Silhouettes by E. L. Tenenbaum

Silhouettes by E. L. Tenenbaum

Author:E. L. Tenenbaum [Tenenbaum, E. L.]
Language: eng
Format: epub
ISBN: 978-1-68046-554-9
Publisher: Melange Books, LLC


12

On Tuesday, my usual hospital volunteer day, I decided to check up on the kids. My whole life was looking different from my new vantage point and I wanted to see the kids whom I had worked with through my dead eyes. I still hadn’t hit on the exact reason for why I was still here, but that original feeling of being anchored down was shifting. I sensed more than knew that there was something still keeping me here, and I hoped the hospital might have some of the missing clues.

The rec room where the volunteers hang out with the patients was located toward the back of the children’s ward at the end of a sunny yellow hall—yellow’s a supposedly happy color, so seeing it in the hallway was supposed to magically make patients feel better just by being surrounded by it, or something. The wide windows that caught the view of the beach made the white room look bigger and brighter. There were two large screens on the back wall for video games and movies, which were always catching the glare of the sun during the day, and books and puzzles and board games were piled all over.

There was a closet stocked with arts and crafts supplies, which the volunteers or nurses would use for specific projects during set hours. If the kids were feeling well enough, or if they had a sibling or friend visiting, they were allowed in here at any time. Chelsea and I volunteered for two hours every Tuesday and Thursday, though we often stayed longer, and there was another pair of volunteers who came Mondays and Wednesdays.

It wasn’t the regularly scheduled time for activities, so the room was quiet when I got there. I sat on one of the reading corner beanbags and looked around the empty room, trying to figure out what kind of emotions my return was kicking up inside me. I felt sad more than anything else. Chelsea and I had some good times here and there were many kids whom we’d really come to enjoy spending time with.

There was a temporarily wheelchair bound girl, who’d broken both of her legs in some freak accident, which neither of us could ever get the exact details of, who sat in the corner of the room and provided a running commentary on everything that was going on. She was a one-man, portable peanut gallery and kind of funny when she wasn’t being too obnoxious.

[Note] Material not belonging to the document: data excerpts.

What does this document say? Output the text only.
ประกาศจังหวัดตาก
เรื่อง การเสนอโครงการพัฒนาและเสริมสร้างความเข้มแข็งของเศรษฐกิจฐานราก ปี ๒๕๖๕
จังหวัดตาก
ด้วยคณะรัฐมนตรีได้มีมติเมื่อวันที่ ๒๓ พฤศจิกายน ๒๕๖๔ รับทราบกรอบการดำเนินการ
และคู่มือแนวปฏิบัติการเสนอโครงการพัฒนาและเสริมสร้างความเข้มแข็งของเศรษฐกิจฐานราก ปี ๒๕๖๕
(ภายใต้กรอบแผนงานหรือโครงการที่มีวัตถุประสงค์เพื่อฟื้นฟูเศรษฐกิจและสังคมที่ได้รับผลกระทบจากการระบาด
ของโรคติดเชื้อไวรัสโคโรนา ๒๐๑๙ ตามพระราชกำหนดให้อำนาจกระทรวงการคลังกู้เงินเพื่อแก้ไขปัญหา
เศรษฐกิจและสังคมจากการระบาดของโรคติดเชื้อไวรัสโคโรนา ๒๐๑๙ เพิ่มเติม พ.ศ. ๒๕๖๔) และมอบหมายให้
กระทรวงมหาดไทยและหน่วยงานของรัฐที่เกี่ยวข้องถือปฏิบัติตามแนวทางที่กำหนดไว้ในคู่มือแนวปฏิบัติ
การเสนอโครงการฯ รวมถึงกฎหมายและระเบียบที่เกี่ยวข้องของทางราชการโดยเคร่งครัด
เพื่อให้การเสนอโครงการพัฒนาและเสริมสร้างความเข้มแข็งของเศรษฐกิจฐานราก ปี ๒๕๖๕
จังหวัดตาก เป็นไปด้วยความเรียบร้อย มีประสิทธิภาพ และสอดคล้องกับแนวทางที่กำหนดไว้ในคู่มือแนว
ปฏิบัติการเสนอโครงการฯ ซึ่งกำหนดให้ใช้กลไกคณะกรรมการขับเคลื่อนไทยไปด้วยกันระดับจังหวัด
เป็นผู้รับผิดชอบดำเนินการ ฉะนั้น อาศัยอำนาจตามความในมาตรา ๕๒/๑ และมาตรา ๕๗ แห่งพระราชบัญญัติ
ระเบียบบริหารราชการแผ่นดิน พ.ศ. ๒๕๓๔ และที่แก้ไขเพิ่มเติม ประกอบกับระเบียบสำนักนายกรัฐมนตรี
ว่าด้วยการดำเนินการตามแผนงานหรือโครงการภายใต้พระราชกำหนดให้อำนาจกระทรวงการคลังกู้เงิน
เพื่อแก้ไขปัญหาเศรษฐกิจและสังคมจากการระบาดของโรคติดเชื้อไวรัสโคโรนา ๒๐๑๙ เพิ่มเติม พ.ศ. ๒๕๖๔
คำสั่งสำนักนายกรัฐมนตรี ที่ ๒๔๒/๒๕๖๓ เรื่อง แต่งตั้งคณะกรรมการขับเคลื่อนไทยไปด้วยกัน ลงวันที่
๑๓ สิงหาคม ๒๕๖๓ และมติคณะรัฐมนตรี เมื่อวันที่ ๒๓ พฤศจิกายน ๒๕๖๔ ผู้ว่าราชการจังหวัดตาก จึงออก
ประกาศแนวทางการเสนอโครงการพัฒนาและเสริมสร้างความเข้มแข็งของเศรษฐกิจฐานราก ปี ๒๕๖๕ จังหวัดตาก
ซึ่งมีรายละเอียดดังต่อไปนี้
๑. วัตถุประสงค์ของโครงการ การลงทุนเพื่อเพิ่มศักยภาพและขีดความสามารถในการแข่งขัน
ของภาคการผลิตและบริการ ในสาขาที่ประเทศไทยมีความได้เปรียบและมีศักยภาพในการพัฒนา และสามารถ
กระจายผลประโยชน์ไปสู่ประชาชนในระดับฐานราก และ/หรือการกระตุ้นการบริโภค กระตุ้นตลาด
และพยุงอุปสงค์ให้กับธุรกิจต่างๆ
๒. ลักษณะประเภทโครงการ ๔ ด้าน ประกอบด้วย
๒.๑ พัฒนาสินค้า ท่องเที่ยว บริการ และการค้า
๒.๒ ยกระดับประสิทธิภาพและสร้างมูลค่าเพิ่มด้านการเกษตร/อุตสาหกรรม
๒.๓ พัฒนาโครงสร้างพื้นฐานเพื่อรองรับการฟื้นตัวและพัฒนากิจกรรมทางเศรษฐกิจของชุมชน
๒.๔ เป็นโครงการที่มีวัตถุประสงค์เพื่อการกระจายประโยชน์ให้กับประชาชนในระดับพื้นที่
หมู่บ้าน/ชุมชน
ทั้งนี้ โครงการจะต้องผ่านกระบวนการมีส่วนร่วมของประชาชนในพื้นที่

There was a boy with large brown puppy eyes who had been here only a few weeks with some rare form of cancer before his family moved to a bigger city with a bigger hospital and a bigger chance at getting the kind of help he needed.

There was another boy awaiting a kidney transplant, a girl with a heart condition, and one girl who’d been in the hospital a month with third degree burns after a pot of boiling water spilled over her shoulder and burned the skin off much of her back.